Keytruda is the world’s second-best selling product and top seller among immuno-oncology medicines, generating sales of nearly $10.39 billion for Merck during the first nine months of 2020. The humanized monoclonal antibody blocks the interaction between PD-1 and its ligands, PD-L1 and PD-L2, thereby activating T lymphocytes which may affect tumor cells and healthy cells.

The Keytruda combo for TNBC will compete for market share with Roche/Genentech’s Tecentriq, which became the first immuno-oncology drug approved by the U.S. FDA in the hard-to-treat cancer type during March 2019. The accelerated approval for Tecentriq for use with Celgene’s chemotherapy Abraxane (paclitaxel protein-bound) is intended for PD-L1-positive patients.
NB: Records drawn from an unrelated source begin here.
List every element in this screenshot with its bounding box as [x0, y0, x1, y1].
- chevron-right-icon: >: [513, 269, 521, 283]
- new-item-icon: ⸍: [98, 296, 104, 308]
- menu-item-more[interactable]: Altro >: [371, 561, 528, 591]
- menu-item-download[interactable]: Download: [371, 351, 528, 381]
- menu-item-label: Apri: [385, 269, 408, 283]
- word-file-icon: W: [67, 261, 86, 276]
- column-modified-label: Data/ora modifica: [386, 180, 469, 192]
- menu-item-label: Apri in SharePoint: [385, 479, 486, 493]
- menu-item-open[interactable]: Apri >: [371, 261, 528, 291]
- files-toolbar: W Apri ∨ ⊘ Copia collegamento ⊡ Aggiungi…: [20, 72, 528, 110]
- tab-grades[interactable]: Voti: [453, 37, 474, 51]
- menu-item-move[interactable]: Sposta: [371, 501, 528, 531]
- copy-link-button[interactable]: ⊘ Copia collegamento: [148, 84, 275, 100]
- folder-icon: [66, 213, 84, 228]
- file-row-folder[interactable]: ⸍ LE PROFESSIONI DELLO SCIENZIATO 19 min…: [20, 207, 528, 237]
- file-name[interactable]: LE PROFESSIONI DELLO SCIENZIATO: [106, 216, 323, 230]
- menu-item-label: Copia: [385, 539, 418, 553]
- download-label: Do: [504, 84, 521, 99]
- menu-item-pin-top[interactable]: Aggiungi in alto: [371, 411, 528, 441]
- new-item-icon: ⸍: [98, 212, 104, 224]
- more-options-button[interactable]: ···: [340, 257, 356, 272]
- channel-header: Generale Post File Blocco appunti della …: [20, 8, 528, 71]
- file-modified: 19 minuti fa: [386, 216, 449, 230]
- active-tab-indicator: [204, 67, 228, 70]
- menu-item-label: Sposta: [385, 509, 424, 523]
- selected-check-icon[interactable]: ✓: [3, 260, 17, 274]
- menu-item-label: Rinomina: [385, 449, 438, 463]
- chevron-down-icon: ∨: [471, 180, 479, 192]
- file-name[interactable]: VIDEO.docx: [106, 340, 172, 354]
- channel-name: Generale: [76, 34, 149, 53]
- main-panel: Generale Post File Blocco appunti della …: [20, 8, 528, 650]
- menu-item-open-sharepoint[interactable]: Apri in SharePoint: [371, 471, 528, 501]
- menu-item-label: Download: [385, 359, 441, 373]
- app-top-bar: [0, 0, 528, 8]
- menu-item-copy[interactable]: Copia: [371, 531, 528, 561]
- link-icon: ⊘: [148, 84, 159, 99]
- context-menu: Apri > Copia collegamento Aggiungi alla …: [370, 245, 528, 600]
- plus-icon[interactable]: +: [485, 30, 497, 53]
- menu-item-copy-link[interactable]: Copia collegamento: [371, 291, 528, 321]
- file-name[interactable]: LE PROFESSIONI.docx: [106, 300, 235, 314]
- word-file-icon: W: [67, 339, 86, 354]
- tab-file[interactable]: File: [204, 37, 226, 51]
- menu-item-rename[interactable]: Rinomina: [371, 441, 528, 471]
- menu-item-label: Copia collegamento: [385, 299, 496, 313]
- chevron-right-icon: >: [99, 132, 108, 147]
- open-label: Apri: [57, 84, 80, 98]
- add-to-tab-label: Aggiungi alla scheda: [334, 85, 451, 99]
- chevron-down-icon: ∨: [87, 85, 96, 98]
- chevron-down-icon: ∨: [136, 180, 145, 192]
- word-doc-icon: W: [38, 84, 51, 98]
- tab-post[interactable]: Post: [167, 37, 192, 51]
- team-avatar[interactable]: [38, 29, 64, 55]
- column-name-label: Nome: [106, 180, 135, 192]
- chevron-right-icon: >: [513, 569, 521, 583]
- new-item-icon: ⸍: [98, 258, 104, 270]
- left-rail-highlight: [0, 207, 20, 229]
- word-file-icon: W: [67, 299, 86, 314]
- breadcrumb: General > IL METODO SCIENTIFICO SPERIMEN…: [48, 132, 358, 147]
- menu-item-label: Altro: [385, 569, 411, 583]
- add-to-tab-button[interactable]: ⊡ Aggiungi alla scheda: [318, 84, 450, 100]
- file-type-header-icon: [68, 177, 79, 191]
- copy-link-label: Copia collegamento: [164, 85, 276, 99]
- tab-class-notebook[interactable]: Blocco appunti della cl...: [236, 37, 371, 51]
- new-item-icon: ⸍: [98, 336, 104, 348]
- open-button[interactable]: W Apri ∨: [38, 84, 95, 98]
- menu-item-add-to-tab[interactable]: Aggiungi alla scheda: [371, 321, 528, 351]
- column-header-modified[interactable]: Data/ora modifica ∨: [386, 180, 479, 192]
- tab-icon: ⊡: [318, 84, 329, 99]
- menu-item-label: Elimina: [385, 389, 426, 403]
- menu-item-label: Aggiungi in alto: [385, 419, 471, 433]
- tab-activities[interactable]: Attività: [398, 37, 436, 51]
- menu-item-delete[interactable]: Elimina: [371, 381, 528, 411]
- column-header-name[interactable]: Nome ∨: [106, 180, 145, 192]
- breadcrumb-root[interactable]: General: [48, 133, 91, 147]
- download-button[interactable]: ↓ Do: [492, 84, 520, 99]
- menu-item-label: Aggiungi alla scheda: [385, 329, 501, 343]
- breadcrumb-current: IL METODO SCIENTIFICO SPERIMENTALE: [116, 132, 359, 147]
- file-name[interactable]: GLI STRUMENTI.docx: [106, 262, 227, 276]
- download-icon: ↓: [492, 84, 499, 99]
According to a Fierce Pharma report, as noted by Evercore ISI analyst Umer Raffat, the Merck regimen allows physicians a wider range of chemo options than the Roche combo. The Keynote-355 trial used three chemotherapies – Abraxane, paclitaxel, or a combo of gemcitabine and carboplatin – while Roche’s IMpassion130 study only evaluated Abraxane.

“That detail may not have made much of a difference for physicians on the ground in the past, but concerning data from late last year will likely deter physicians from trying Tecentriq with other chemo types,” according to the Fierce Pharma analysis. “In a public notice issued in September, the agency alerted physicians not to use the Tecentriq-paclitaxel combo in previously untreated TNBC. Detailed data unveiled at this year’s ESMO meeting from the IMpassion131 trial showed that the combo not only didn’t slow tumor progression any better than solo chemo did, but also even increased the likelihood of death. Both Merck and Roche, meanwhile, are eying earlier TNBC use.”